Some consumers come up with their own ideas for snack fries. One favorite among Wendy’s customers is to dip their fries in the company’s Frosty frozen dairy dessert.
“It’s a very popular phenomenon,” says Denny Lynch, spokesman for the Dublin, Ohio–based company. Wendy’s actually did a study on this self-created snack a few years ago and found that more than a quarter of adults have dipped fries in Frostys.
Fries aren’t the only side also positioned as a snack.
At Sonic, fries are joined on the Sides and Snacks menu by onion rings, potato tots, mozzarella sticks, cheese tots and chili, and cheese tots and fries—and, in some locations, fried pickles. Apple slices with a nonfat caramel dip are also on that menu.
The signature tots and the onion rings are the most popular items on the snacks menu, which has been available for many years but got a big boost with the 2007 chain-wide addition of Happy Hour—when many beverages are half price from 2 p.m. to 4 p.m.

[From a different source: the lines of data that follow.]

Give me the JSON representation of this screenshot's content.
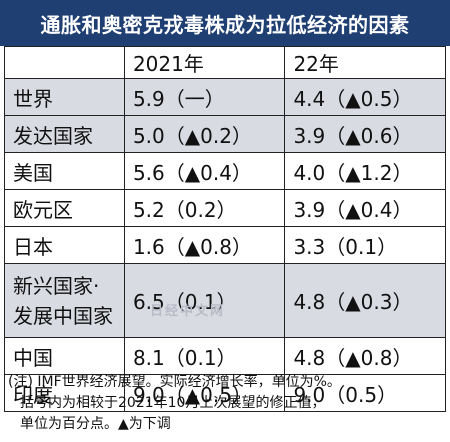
{
  "title": "通胀和奥密克戎毒株成为拉低经济的因素",
  "header": {
    "col_label": "",
    "col_2021": "2021年",
    "col_2022": "22年"
  },
  "rows": [
    {
      "label": "世界",
      "v2021": "5.9（一）",
      "v2022": "4.4（▲0.5）",
      "shaded": true
    },
    {
      "label": "发达国家",
      "v2021": "5.0（▲0.2）",
      "v2022": "3.9（▲0.6）",
      "shaded": true
    },
    {
      "label": "美国",
      "v2021": "5.6（▲0.4）",
      "v2022": "4.0（▲1.2）",
      "shaded": false
    },
    {
      "label": "欧元区",
      "v2021": "5.2（0.2）",
      "v2022": "3.9（▲0.4）",
      "shaded": false
    },
    {
      "label": "日本",
      "v2021": "1.6（▲0.8）",
      "v2022": "3.3（0.1）",
      "shaded": false
    },
    {
      "label_line1": "新兴国家·",
      "label_line2": "发展中国家",
      "v2021": "6.5（0.1）",
      "v2022": "4.8（▲0.3）",
      "shaded": true
    },
    {
      "label": "中国",
      "v2021": "8.1（0.1）",
      "v2022": "4.8（▲0.8）",
      "shaded": false
    },
    {
      "label": "印度",
      "v2021": "9.0（▲0.5）",
      "v2022": "9.0（0.5）",
      "shaded": false
    }
  ],
  "watermark": "日经中文网",
  "notes": [
    "(注) IMF世界经济展望。实际经济增长率，单位为%。",
    "括号内为相较于2021年10月上次展望的修正值，",
    "单位为百分点。▲为下调"
  ]
}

“We were looking at ways to grow the afternoon business, and [Happy Hour] was a local store option,” says Paul Macaluso, Sonic’s vice president of marketing. “We started digging, and there was definitely something there. People were looking for something light, something refreshing, and something as a pick-me-up in the afternoon.”
Since adding the Happy Hour, afternoon business has jumped. “There’s been tremendous growth not only in terms of the drinks sold, but also in people adding on our great snacks, from our snacks menu and our everyday value menu,” he says.
Several other chains have added their own snack menus in the past few years.